Scala, Java, Python, R and Clojure
Q44. Hadoop Uses Replication To Achieve Fault Tolerance. How Is This Achieved In Apache Spark?
Data garage version in Apache Spark is based on RDDs. RDDs help obtain fault tolerance thru lineage. RDD usually has the facts on a way to construct from different datasets. If any partition of a RDD is lost due to failure, lineage enables build best that particular misplaced partition.
Q45. Define A Worker Node.?
A node that may run the Spark software code in a cluster may be referred to as as a employee node. A employee node may have more than one employee which is configured with the aid of putting the SPARK_ WORKER_INSTANCES belongings within the spark-env.Sh record. Only one employee is began if the SPARK_ WORKER_INSTANCES property isn't defined.
Q46. What Do You Understand By Executor Memory In A Spark Application?
Every spark utility has same constant heap size and fixed range of cores for a spark executor. The heap length is what called the Spark executor memory that is controlled with the spark.Executor.Reminiscence property of the –executor-reminiscence flag.

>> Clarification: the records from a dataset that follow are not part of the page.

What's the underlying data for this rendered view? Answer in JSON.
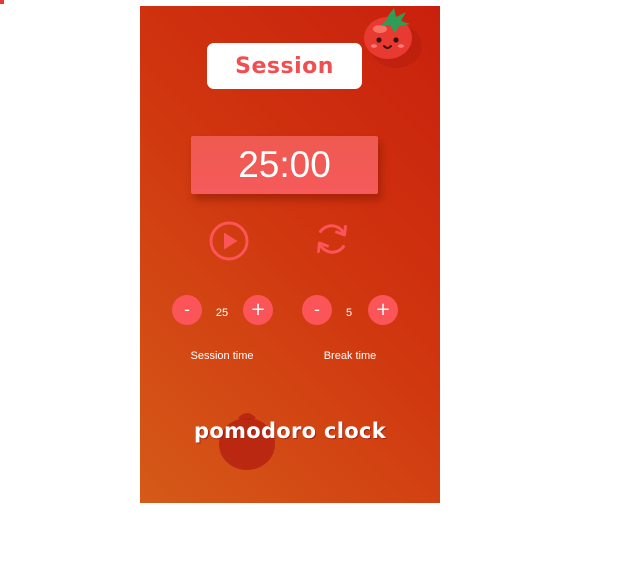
{
  "mode_label": "Session",
  "timer": "25:00",
  "controls": {
    "play_icon": "play-circle-icon",
    "reset_icon": "refresh-icon"
  },
  "session": {
    "decrement_label": "-",
    "increment_label": "+",
    "value": "25",
    "caption": "Session time"
  },
  "break": {
    "decrement_label": "-",
    "increment_label": "+",
    "value": "5",
    "caption": "Break time"
  },
  "footer_title": "pomodoro clock",
  "colors": {
    "background_top": "#c9200d",
    "background_bottom": "#d55a18",
    "accent": "#fb5459",
    "text": "#ffffff"
  }
}
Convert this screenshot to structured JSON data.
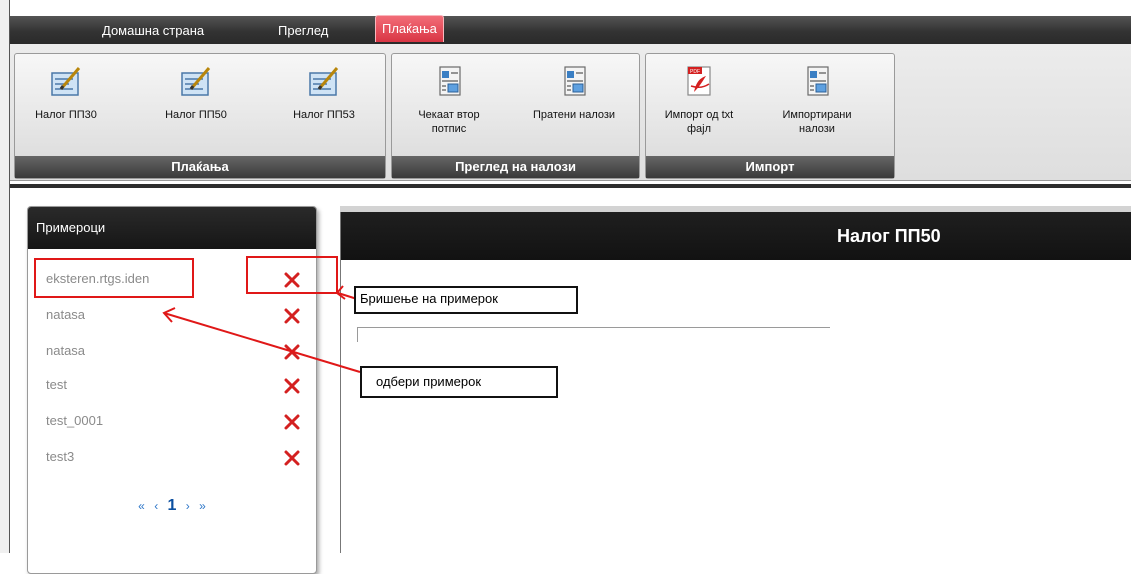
{
  "tabs": [
    {
      "label": "Домашна страна",
      "active": false
    },
    {
      "label": "Преглед",
      "active": false
    },
    {
      "label": "Плаќања",
      "active": true
    }
  ],
  "ribbon": {
    "groups": [
      {
        "title": "Плаќања",
        "buttons": [
          {
            "label": "Налог ПП30",
            "icon": "edit-form-icon"
          },
          {
            "label": "Налог ПП50",
            "icon": "edit-form-icon"
          },
          {
            "label": "Налог ПП53",
            "icon": "edit-form-icon"
          }
        ]
      },
      {
        "title": "Преглед на налози",
        "buttons": [
          {
            "label": "Чекаат втор потпис",
            "icon": "document-list-icon"
          },
          {
            "label": "Пратени налози",
            "icon": "document-list-icon"
          }
        ]
      },
      {
        "title": "Импорт",
        "buttons": [
          {
            "label": "Импорт од txt фајл",
            "icon": "pdf-document-icon"
          },
          {
            "label": "Импортирани налози",
            "icon": "document-list-icon"
          }
        ]
      }
    ]
  },
  "samples": {
    "title": "Примероци",
    "items": [
      "eksteren.rtgs.iden",
      "natasa",
      "natasa",
      "test",
      "test_0001",
      "test3"
    ],
    "delete_icon": "delete-x-icon",
    "pager": {
      "first": "«",
      "prev": "‹",
      "current": "1",
      "next": "›",
      "last": "»"
    }
  },
  "main": {
    "title": "Налог ПП50"
  },
  "annotations": {
    "delete_label": "Бришење на примерок",
    "select_label": "одбери примерок"
  },
  "colors": {
    "active_tab": "#e03a48",
    "annotation_red": "#e01818",
    "delete_icon": "#d42020",
    "pager_link": "#2d76c8"
  }
}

Every spark software will have one executor on every employee node. The executor memory is essentially a measure on how a great deal reminiscence of the employee node will the application make use of.
Q47. What Is A Sparse Vector?
A sparse vector has parallel arrays –one for indices and the alternative for values. These vectors are used for storing non-0 entries to store space.
Q48. When Running Spark Applications, Is It Necessary To Install Spark On All The Nodes Of Yarn Cluster?
Spark want not be set up when strolling a task under YARN or Mesos due to the fact Spark can execute on top of YARN or Mesos clusters with out affecting any exchange to the cluster.
Q49. How Can You Compare Hadoop And Spark In Terms Of Ease Of Use?
Hadoop MapReduce calls for programming in Java which is hard, even though Pig and Hive make it appreciably simpler. Learning Pig and Hive syntax takes time. Spark has interactive APIs for one of a kind languages like Java, Python or Scala and additionally includes Shark i.E. Spark SQL for SQL enthusiasts - making it relatively less complicated to use than Hadoop.
Q50. What Are The Key Features Of Apache Spark That You Like?
Spark offers superior analytic options like graph algorithms, gadget mastering, streaming facts, and so forth
It has built-in APIs in more than one languages like Java, Scala, Python and R
It has precise performance profits, as it enables run an application within the Hadoop cluster ten instances faster on disk and 100 instances faster in reminiscence.